Pacific Family Medical Practice Pty Ltd v Chesney
[2014] QCATA 78
•14 April 2014
| CITATION: | Pacific Family Medical Practice Pty Ltd v Chesney [2014] QCATA 78 |
| PARTIES: | Pacific Family Medical Practice Pty Ltd (Applicant/Appellant) |
| v | |
| Sandra Chesney (Respondent) |
| APPLICATION NUMBER: | APL017 -14 |
| MATTER TYPE: | Appeals |
| HEARING DATE: | On the papers |
| HEARD AT: | Brisbane |
| DECISION OF: | Senior Member Stilgoe, OAM |
| DELIVERED ON: | 14 April 2014 |
| DELIVERED AT: | Brisbane |
| ORDERS MADE: | 1. Leave to appeal refused. |
| CATCHWORDS: | APPEAL – LEAVE TO APPEAL – MINOR CIVIL DISPUTE – whether grounds for leave to appeal PROCEDURE – EVIDENCE – where sworn statement provided to the tribunal – where respondent did not ask for the witness to be available for cross-examination – where tribunal accepted evidence – whether hearing was fair – whether failure to provide natural justice Queensland Civil and Administrative Tribunal Act 2009 (Qld) ss 28, 94, 95, 142 Pickering v McArthur [2005] QCA 294 |
APPEARANCES and REPRESENTATION (if any):
This matter was heard and determined on the papers pursuant to s 32 of the Queensland Civil and Administrative Tribunal Act 2009 (Qld) (QCAT Act).
REASONS FOR DECISION
Ms Chesney provided mental health assessments and mental health care through Pacific Family Medical Practice Pty Ltd from early 2011. Pacific Family Medical Practice Pty Ltd provided the room and administration support and Ms Chesney received the Medicare payment directly from Medicare. Late in 2011, that arrangement broke down. In February 2012, Ms Chesney filed an application for payment of money she did not receive under the arrangement. The tribunal ordered the Practice pay Ms Chesney $9,215.

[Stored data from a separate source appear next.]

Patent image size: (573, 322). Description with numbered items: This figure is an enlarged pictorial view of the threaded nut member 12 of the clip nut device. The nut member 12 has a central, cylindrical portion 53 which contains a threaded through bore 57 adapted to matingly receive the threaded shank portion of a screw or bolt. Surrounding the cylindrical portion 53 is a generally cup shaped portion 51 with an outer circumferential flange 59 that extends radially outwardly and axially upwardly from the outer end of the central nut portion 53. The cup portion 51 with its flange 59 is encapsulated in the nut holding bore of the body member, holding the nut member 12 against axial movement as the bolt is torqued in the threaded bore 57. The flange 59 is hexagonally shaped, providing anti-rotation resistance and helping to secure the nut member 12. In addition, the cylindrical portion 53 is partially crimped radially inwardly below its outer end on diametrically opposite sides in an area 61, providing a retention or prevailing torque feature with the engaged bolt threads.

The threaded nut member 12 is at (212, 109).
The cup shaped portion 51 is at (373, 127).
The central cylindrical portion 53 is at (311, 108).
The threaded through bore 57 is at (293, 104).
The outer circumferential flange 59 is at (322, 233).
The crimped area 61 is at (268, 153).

The Practice wants to appeal that decision. It says that the learned Member erred in relying on the evidence of Ms McGaw when she was not available for cross-examination.
The Practice asserts that, because this is an appeal on a question of law, leave is not necessary. However, it is an appeal from a decision in the minor civil disputes jurisdiction, so leave is necessary[1]. The principles the appeals tribunal applies when considering an application for leave to appeal are as summarised by Keane JA (as His Honour then was) in Pickering v McArthur[2]:
There are numerous authorities, in varying language but with unvarying emphasis, that leave to appeal will usually be granted where there is a reasonable argument that the decision is attended by error, and an appeal is necessary to correct a substantial injustice to the applicant caused by that error.
[1]QCAT Act s 142(3)(a)(i).
[2][2005] QCA 294 at [3].
The Practice acknowledged that the tribunal is not bound by the rules of evidence[3]. The Practice submits that this informality must be tested against the tribunal’s obligation to observe the rules of natural justice[4]. I agree with that submission. Even in balancing natural justice against informality, I have determined that the application for leave to appeal must fail.
[3]QCAT Act s 28(3)(b).
[4]Ibid s 28(3)(a).
The tribunal may refuse to allow cross-examination of witnesses if there is sufficient evidence about the matter before the tribunal[5] or the hearing is an expedited hearing under s 94 of the QCAT Act[6]. The tribunal may conduct an expedited hearing in the minor civil disputes jurisdiction[7]. This hearing was conducted according to the process for expedited hearings[8]. Therefore, even if the Practice had asked for Ms McGaw to be available for cross-examination, there was no guarantee that the tribunal would have allowed it.
[5]Ibid s 95(2)(b)(i).
[6]Ibid s 95(2)(c).
[7]Ibid s 94(1)(a).
[8]QCAT Rules s 82.
The Practice did not request that Ms McGaw be available for cross examination. There was no request even though the Practice had a copy of Ms McGaw’s statement for almost two years. There was no request even though the Practice was assisted by a legal practitioner, who sought to appear at the hearing as a McKenzie Friend. The appeals tribunal has previously determined[9] that a failure to allow cross-examination in the absence of a request is not a failure to provide natural justice. If the Practice wanted to cross examine Ms McGaw, it should have asked.
[9] Harris v Dianne Grace Law [2013] QCATA 148.
The learned Member did not rely solely on Ms McGaw’s evidence. He heard from Ms Chesney. He heard from Ms Wells, who was cross-examined. The evidence can support the learned Member’s findings and I can find no compelling reason to come to a different view.
There is no reasonably arguable case that the learned Member was in error. Leave to appeal should be refused.